Welcome to our annual Adventure Travel Issue.
“TRAVEL IS FATAL to prejudice, bigotry, and narrow-mindedness,” Mark Twain once wrote. In our current era of political divison, turmoil, and strife, Twain’s words ring truer—and are more needed—than ever. As climbers, we already know this deep down. Our sport is steeped in a rich history of travel, a lore that lives on in the #vanlife and #endlessroadtrip hashtags that dominate our social-media feeds.
Climbing is best practiced with a heavy dose of travel. We train at the gym and our home crags to take our skills and passion on the road, to visit new crags and icefalls and mountains, to realize dream goals in the wildest reaches. We experience the earth at its rawest and most vital through our fingertips and toes, and come to intimately know the locals—climbers and otherwise—because of our immersion in the landscape. I contrast this with the stereotypical tourist on a Caribbean cruise, running into port to buy a sombrero before charging back onto the boat to savage the buffet. We climbers are the lucky ones, to not be traveling thusly—to be experiencing the world firsthand and meeting people from other cultures.

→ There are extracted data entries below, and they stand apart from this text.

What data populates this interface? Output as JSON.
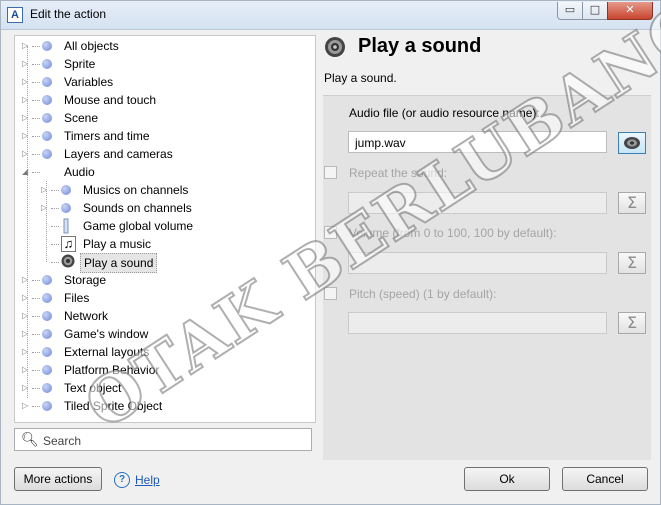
{
  "window": {
    "app_icon": "A",
    "title": "Edit the action",
    "buttons": {
      "minimize": "▭",
      "maximize": "□",
      "close": "✕"
    }
  },
  "tree": {
    "items": [
      {
        "label": "All objects",
        "icon": "bullet-icon",
        "level": 0,
        "expandable": true
      },
      {
        "label": "Sprite",
        "icon": "bullet-icon",
        "level": 0,
        "expandable": true
      },
      {
        "label": "Variables",
        "icon": "bullet-icon",
        "level": 0,
        "expandable": true
      },
      {
        "label": "Mouse and touch",
        "icon": "bullet-icon",
        "level": 0,
        "expandable": true
      },
      {
        "label": "Scene",
        "icon": "bullet-icon",
        "level": 0,
        "expandable": true
      },
      {
        "label": "Timers and time",
        "icon": "bullet-icon",
        "level": 0,
        "expandable": true
      },
      {
        "label": "Layers and cameras",
        "icon": "bullet-icon",
        "level": 0,
        "expandable": true
      },
      {
        "label": "Audio",
        "icon": "",
        "level": 0,
        "expandable": true,
        "expanded": true
      },
      {
        "label": "Musics on channels",
        "icon": "bullet-icon",
        "level": 1,
        "expandable": true
      },
      {
        "label": "Sounds on channels",
        "icon": "bullet-icon",
        "level": 1,
        "expandable": true
      },
      {
        "label": "Game global volume",
        "icon": "volume-icon",
        "level": 1,
        "expandable": false
      },
      {
        "label": "Play a music",
        "icon": "music-note-icon",
        "level": 1,
        "expandable": false
      },
      {
        "label": "Play a sound",
        "icon": "speaker-icon",
        "level": 1,
        "expandable": false,
        "selected": true
      },
      {
        "label": "Storage",
        "icon": "bullet-icon",
        "level": 0,
        "expandable": true
      },
      {
        "label": "Files",
        "icon": "bullet-icon",
        "level": 0,
        "expandable": true
      },
      {
        "label": "Network",
        "icon": "bullet-icon",
        "level": 0,
        "expandable": true
      },
      {
        "label": "Game's window",
        "icon": "bullet-icon",
        "level": 0,
        "expandable": true
      },
      {
        "label": "External layouts",
        "icon": "bullet-icon",
        "level": 0,
        "expandable": true
      },
      {
        "label": "Platform Behavior",
        "icon": "bullet-icon",
        "level": 0,
        "expandable": true
      },
      {
        "label": "Text object",
        "icon": "bullet-icon",
        "level": 0,
        "expandable": true
      },
      {
        "label": "Tiled Sprite Object",
        "icon": "bullet-icon",
        "level": 0,
        "expandable": true
      }
    ]
  },
  "search": {
    "placeholder": "Search",
    "value": ""
  },
  "action": {
    "title": "Play a sound",
    "description": "Play a sound.",
    "icon": "speaker-icon"
  },
  "params": {
    "audio_file": {
      "label": "Audio file (or audio resource name):",
      "value": "jump.wav",
      "button_icon": "speaker-icon"
    },
    "repeat": {
      "label": "Repeat the sound:",
      "checked": false,
      "value": "",
      "button_icon": "sigma-icon"
    },
    "volume": {
      "label": "Volume (from 0 to 100, 100 by default):",
      "checked": false,
      "value": "",
      "button_icon": "sigma-icon"
    },
    "pitch": {
      "label": "Pitch (speed) (1 by default):",
      "checked": false,
      "value": "",
      "button_icon": "sigma-icon"
    }
  },
  "bottom": {
    "more_actions": "More actions",
    "help": "Help",
    "ok": "Ok",
    "cancel": "Cancel"
  },
  "watermark": {
    "text": "OTAK BERLUBANG"
  },
  "colors": {
    "link": "#1e5ab4",
    "selection": "#e5e5e5",
    "disabled_text": "#a5a5a5"
  }
}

Seeing the world has shown me how lucky I am to be alive, well-fed, and safe, and have the resources and time to pursue an activity as unrelated to my survival as climbing. To inspire you in your own travels and, I hope, in cultivating open-mindedness of your own, we present a host of amazing adventure-travel destinations, both domestic and overseas. They range from the quartzite highlands of North Carolina ( p.28) and the granite hinterlands of the Adirondacks ( p.18), to the often-overlooked boulders of Yosemite ( p.60), to the Martian big-wall landscape of Wadi Rum, Jordan ( p.48), to the heretofore word-of-mouth bouldering of Roy, New Mexico ( p.36). Each area is intertwined with its own human story, both on the rocks and off.
Some of my fondest memories from my life as a climber are of the kind people I’ve met on my journeys, from the Greek family at a Kalymnos hotel who made my girlfriend and I stuffed peppers because we “looked too skinny,” to the Sierra donkey packers who gave me a ride to a phone after I lost my keys in the hills, to my climbing partners in Turin, Italy, who’d always insist on buying the post-cragging pizza for the “strong American boy.” These are the memories that remain, long after the glow of ascent has faded. May you find and make such memories of your own, and may they help you in making the world a more welcoming place.
A VIEW FROM THE DARKNESS OF AL-DEIR, PETRA, JORDAN.